Style musical : Du rock à Broadway en passant par les classiques francophones

Influences musicales : De belles voix comme Elvis Presley et Johnny Cash. Du classique d’un bord, du rock et du metal dans l’autre.

Chanson interprétée : Je suis malade de Serge Lama (version de Lara Fabian)

Bien que ce soit une grande admiratrice de Broadway, Cassandra Beck souhaitait, cependant, proposer une chanson plus connue et en français pour convaincre les juges de la sélectionner lors de son audition. Son choix s’est, donc, arrêté sur Je suis malade. Elle considère que ce classique de Serge Lama et de Lara Fabian montre son aptitude à pouvoir jouer et chanter en même temps.
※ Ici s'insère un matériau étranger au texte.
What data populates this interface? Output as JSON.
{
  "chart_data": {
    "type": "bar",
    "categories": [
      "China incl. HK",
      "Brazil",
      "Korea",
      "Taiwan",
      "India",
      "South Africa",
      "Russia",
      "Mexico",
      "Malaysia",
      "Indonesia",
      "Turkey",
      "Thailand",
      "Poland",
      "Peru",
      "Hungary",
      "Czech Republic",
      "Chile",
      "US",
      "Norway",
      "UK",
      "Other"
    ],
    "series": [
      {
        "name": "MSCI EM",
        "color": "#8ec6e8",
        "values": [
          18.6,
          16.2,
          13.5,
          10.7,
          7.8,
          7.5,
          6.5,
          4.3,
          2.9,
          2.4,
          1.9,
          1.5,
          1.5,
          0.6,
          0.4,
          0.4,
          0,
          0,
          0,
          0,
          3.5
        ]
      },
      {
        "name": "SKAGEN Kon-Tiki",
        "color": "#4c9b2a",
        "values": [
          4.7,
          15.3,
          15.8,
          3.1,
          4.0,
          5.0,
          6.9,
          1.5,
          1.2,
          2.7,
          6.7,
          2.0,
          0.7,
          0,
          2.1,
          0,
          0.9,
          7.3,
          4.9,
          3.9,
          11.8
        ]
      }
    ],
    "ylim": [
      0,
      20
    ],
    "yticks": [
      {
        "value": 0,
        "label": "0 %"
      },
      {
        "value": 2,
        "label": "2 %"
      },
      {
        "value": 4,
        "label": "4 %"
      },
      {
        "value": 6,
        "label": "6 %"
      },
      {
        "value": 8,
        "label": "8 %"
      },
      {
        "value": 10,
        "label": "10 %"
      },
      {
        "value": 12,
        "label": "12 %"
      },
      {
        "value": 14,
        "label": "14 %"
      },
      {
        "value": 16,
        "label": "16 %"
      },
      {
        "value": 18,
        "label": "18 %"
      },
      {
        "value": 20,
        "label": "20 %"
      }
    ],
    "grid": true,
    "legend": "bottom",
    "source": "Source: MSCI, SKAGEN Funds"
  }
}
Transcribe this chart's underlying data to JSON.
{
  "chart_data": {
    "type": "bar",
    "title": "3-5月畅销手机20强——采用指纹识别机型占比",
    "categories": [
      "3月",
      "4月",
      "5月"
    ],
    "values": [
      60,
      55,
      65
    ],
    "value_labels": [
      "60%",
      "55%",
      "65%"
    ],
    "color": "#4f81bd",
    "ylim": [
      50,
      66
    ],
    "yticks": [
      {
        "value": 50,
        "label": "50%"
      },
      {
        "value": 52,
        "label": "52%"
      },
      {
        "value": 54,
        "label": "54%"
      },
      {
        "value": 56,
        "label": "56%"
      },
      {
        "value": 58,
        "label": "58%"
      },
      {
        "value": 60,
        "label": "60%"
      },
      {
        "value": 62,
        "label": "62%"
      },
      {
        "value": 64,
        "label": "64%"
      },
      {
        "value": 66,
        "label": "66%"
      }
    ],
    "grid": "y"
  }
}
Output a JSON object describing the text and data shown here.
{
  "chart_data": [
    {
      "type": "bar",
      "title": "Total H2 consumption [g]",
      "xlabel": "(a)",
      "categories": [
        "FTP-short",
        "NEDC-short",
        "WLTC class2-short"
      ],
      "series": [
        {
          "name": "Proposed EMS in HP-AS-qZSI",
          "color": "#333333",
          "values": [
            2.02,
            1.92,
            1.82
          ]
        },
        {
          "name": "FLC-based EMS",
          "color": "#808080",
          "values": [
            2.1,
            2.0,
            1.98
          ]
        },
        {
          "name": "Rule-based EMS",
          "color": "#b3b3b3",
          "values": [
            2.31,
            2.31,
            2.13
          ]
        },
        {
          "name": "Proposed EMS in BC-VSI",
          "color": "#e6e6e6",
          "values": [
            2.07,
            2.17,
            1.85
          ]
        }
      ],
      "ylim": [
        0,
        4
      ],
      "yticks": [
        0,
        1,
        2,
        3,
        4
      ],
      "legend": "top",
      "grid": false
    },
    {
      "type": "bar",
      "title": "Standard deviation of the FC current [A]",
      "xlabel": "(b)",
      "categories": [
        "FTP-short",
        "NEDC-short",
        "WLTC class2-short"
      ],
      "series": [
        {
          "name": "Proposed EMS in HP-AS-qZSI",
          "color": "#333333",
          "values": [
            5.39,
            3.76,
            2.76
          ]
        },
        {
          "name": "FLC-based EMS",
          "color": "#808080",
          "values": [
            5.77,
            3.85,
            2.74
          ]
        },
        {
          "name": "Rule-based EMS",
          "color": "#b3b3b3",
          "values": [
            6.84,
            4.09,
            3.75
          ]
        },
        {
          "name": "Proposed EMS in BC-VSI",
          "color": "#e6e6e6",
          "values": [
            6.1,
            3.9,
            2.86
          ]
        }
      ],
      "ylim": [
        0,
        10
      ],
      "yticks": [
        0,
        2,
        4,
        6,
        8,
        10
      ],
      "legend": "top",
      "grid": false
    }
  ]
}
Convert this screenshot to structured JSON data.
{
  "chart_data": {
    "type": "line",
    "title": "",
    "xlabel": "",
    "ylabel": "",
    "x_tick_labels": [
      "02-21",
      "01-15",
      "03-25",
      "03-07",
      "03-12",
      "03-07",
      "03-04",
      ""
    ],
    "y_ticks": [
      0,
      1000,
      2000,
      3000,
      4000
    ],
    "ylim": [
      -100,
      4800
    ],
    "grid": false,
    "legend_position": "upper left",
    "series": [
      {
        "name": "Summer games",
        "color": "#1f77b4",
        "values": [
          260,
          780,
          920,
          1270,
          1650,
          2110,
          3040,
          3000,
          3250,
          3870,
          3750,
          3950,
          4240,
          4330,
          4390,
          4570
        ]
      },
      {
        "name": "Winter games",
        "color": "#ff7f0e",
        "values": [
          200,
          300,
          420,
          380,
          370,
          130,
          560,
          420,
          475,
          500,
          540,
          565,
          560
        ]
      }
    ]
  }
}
« C’est ce genre de belles voix qui m’a fait réaliser que je pouvais avoir une voix comme celles-là. J’adore les voix enveloppantes et chaudes qui racontent quelque chose. Je suis malade me donne des frissons dès que j’entends les premiers accords», souligne-t-elle en ajoutant que c’est sa toune de karaoké par excellence.

« Même si c’est une pièce très sérieuse et tellement magique, je ne l’ai jamais faite sérieusement. J’ai envie de me faire un cadeau et de l’interpréter dans un contexte plus professionnel avec un enjeu plus important », dit-elle. Pour que son audition soit couronnée de succès, elle doit faire rire les juges, clame-t-elle. « Tant qu’on rit un peu avant ou après ma performance, ça me fera du bien. Évidemment, je ne dois pas oublier les paroles.»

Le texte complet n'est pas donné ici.